- The Washington Times - Wednesday, May 27, 2009


It was with great dismay that I read Gen. Michael V. Hayden’s piece “Biggest loser will be the nation” (Nation, Thursday).

Gen. Hayden’s account of the off-site meeting in March 2008 between members of the House Intelligence Committee and leaders in the intelligence community fans the false flames of a partisan feud between Congress and the executive branch. Based on the CIA’s failure to keep members of Congress fully and currently informed on other programs, members of both parties were unprepared to state that they were notified of everything happening in the intelligence community. This is part of the “healthy constitutional skepticism” to which Gen.
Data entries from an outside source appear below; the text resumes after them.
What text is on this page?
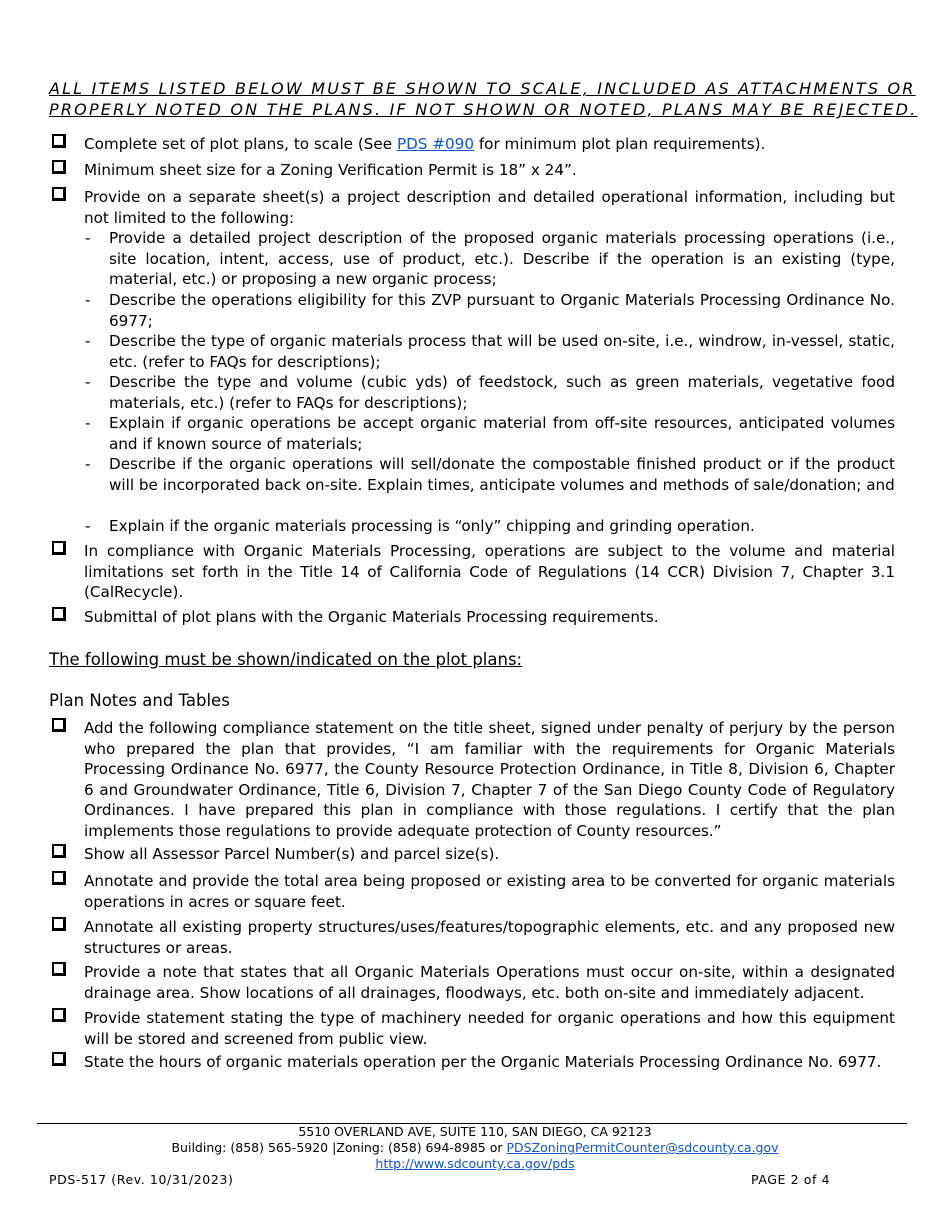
ALL ITEMS LISTED BELOW MUST BE SHOWN TO SCALE, INCLUDED AS ATTACHMENTS OR
PROPERLY NOTED ON THE PLANS. IF NOT SHOWN OR NOTED, PLANS MAY BE REJECTED.
Complete set of plot plans, to scale (See PDS #090 for minimum plot plan requirements).
Minimum sheet size for a Zoning Verification Permit is 18” x 24”.
Provide on a separate sheet(s) a project description and detailed operational information, including but not limited to the following:
- Provide a detailed project description of the proposed organic materials processing operations (i.e., site location, intent, access, use of product, etc.). Describe if the operation is an existing (type, material, etc.) or proposing a new organic process;
- Describe the operations eligibility for this ZVP pursuant to Organic Materials Processing Ordinance No. 6977;
- Describe the type of organic materials process that will be used on-site, i.e., windrow, in-vessel, static, etc. (refer to FAQs for descriptions);
- Describe the type and volume (cubic yds) of feedstock, such as green materials, vegetative food materials, etc.) (refer to FAQs for descriptions);
- Explain if organic operations be accept organic material from off-site resources, anticipated volumes and if known source of materials;
- Describe if the organic operations will sell/donate the compostable finished product or if the product will be incorporated back on-site. Explain times, anticipate volumes and methods of sale/donation; and
- Explain if the organic materials processing is “only” chipping and grinding operation.
In compliance with Organic Materials Processing, operations are subject to the volume and material limitations set forth in the Title 14 of California Code of Regulations (14 CCR) Division 7, Chapter 3.1 (CalRecycle).
Submittal of plot plans with the Organic Materials Processing requirements.
The following must be shown/indicated on the plot plans:
Plan Notes and Tables
Add the following compliance statement on the title sheet, signed under penalty of perjury by the person who prepared the plan that provides, “I am familiar with the requirements for Organic Materials Processing Ordinance No. 6977, the County Resource Protection Ordinance, in Title 8, Division 6, Chapter 6 and Groundwater Ordinance, Title 6, Division 7, Chapter 7 of the San Diego County Code of Regulatory Ordinances. I have prepared this plan in compliance with those regulations. I certify that the plan implements those regulations to provide adequate protection of County resources.”
Show all Assessor Parcel Number(s) and parcel size(s).
Annotate and provide the total area being proposed or existing area to be converted for organic materials operations in acres or square feet.
Annotate all existing property structures/uses/features/topographic elements, etc. and any proposed new structures or areas.
Provide a note that states that all Organic Materials Operations must occur on-site, within a designated drainage area. Show locations of all drainages, floodways, etc. both on-site and immediately adjacent.
Provide statement stating the type of machinery needed for organic operations and how this equipment will be stored and screened from public view.
State the hours of organic materials operation per the Organic Materials Processing Ordinance No. 6977.
5510 OVERLAND AVE, SUITE 110, SAN DIEGO, CA 92123
Building: (858) 565-5920 |Zoning: (858) 694-8985 or PDSZoningPermitCounter@sdcounty.ca.gov
http://www.sdcounty.ca.gov/pds
PDS-517 (Rev. 10/31/2023)	PAGE 2 of 4
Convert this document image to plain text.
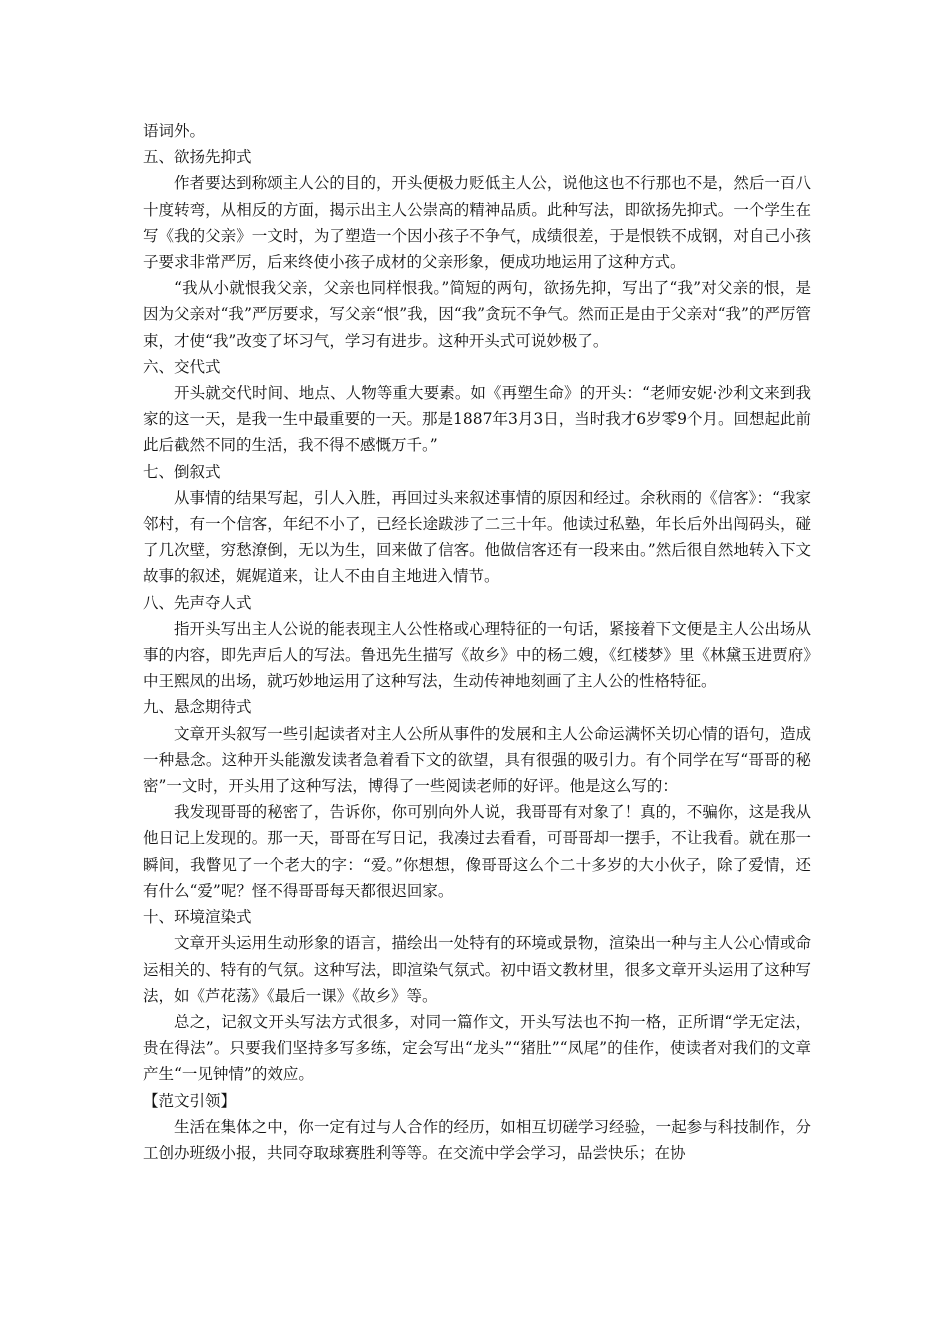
语词外。

五、欲扬先抑式

作者要达到称颂主人公的目的，开头便极力贬低主人公，说他这也不行那也不是，然后一百八十度转弯，从相反的方面，揭示出主人公崇高的精神品质。此种写法，即欲扬先抑式。一个学生在写《我的父亲》一文时，为了塑造一个因小孩子不争气，成绩很差，于是恨铁不成钢，对自己小孩子要求非常严厉，后来终使小孩子成材的父亲形象，便成功地运用了这种方式。

“我从小就恨我父亲，父亲也同样恨我。”简短的两句，欲扬先抑，写出了“我”对父亲的恨，是因为父亲对“我”严厉要求，写父亲“恨”我，因“我”贪玩不争气。然而正是由于父亲对“我”的严厉管束，才使“我”改变了坏习气，学习有进步。这种开头式可说妙极了。

六、交代式

开头就交代时间、地点、人物等重大要素。如《再塑生命》的开头：“老师安妮·沙利文来到我家的这一天，是我一生中最重要的一天。那是1887年3月3日，当时我才6岁零9个月。回想起此前此后截然不同的生活，我不得不感慨万千。”

七、倒叙式

从事情的结果写起，引人入胜，再回过头来叙述事情的原因和经过。余秋雨的《信客》：“我家邻村，有一个信客，年纪不小了，已经长途跋涉了二三十年。他读过私塾，年长后外出闯码头，碰了几次壁，穷愁潦倒，无以为生，回来做了信客。他做信客还有一段来由。”然后很自然地转入下文故事的叙述，娓娓道来，让人不由自主地进入情节。

八、先声夺人式

指开头写出主人公说的能表现主人公性格或心理特征的一句话，紧接着下文便是主人公出场从事的内容，即先声后人的写法。鲁迅先生描写《故乡》中的杨二嫂，《红楼梦》里《林黛玉进贾府》中王熙凤的出场，就巧妙地运用了这种写法，生动传神地刻画了主人公的性格特征。

九、悬念期待式

文章开头叙写一些引起读者对主人公所从事件的发展和主人公命运满怀关切心情的语句，造成一种悬念。这种开头能激发读者急着看下文的欲望，具有很强的吸引力。有个同学在写“哥哥的秘密”一文时，开头用了这种写法，博得了一些阅读老师的好评。他是这么写的：

我发现哥哥的秘密了，告诉你，你可别向外人说，我哥哥有对象了！真的，不骗你，这是我从他日记上发现的。那一天，哥哥在写日记，我凑过去看看，可哥哥却一摆手，不让我看。就在那一瞬间，我瞥见了一个老大的字：“爱。”你想想，像哥哥这么个二十多岁的大小伙子，除了爱情，还有什么“爱”呢？怪不得哥哥每天都很迟回家。

十、环境渲染式

文章开头运用生动形象的语言，描绘出一处特有的环境或景物，渲染出一种与主人公心情或命运相关的、特有的气氛。这种写法，即渲染气氛式。初中语文教材里，很多文章开头运用了这种写法，如《芦花荡》《最后一课》《故乡》等。

总之，记叙文开头写法方式很多，对同一篇作文，开头写法也不拘一格，正所谓“学无定法，贵在得法”。只要我们坚持多写多练，定会写出“龙头”“猪肚”“凤尾”的佳作，使读者对我们的文章产生“一见钟情”的效应。

【范文引领】

生活在集体之中，你一定有过与人合作的经历，如相互切磋学习经验，一起参与科技制作，分工创办班级小报，共同夺取球赛胜利等等。在交流中学会学习，品尝快乐；在协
Hayden refers and that is necessary for congressional oversight.

His assertion, however, that members of Congress refused to help defuse the situation is highly inaccurate. In fact, in an effort to better inform the public and speak in concert, I suggested that we co-write an Op-Ed column, and the then director of national intelligence, Mike McConnell, agreed. That Op-Ed - “The Intelligence Consensus” - appeared in the Wall Street Journal on April 2, 2008.

While there is serious work to be done to protect the American people, the media speculation and opining by former government officials undermine much of the hard work and productive relationships that exist between the intelligence community and the members of Congress who oversee them.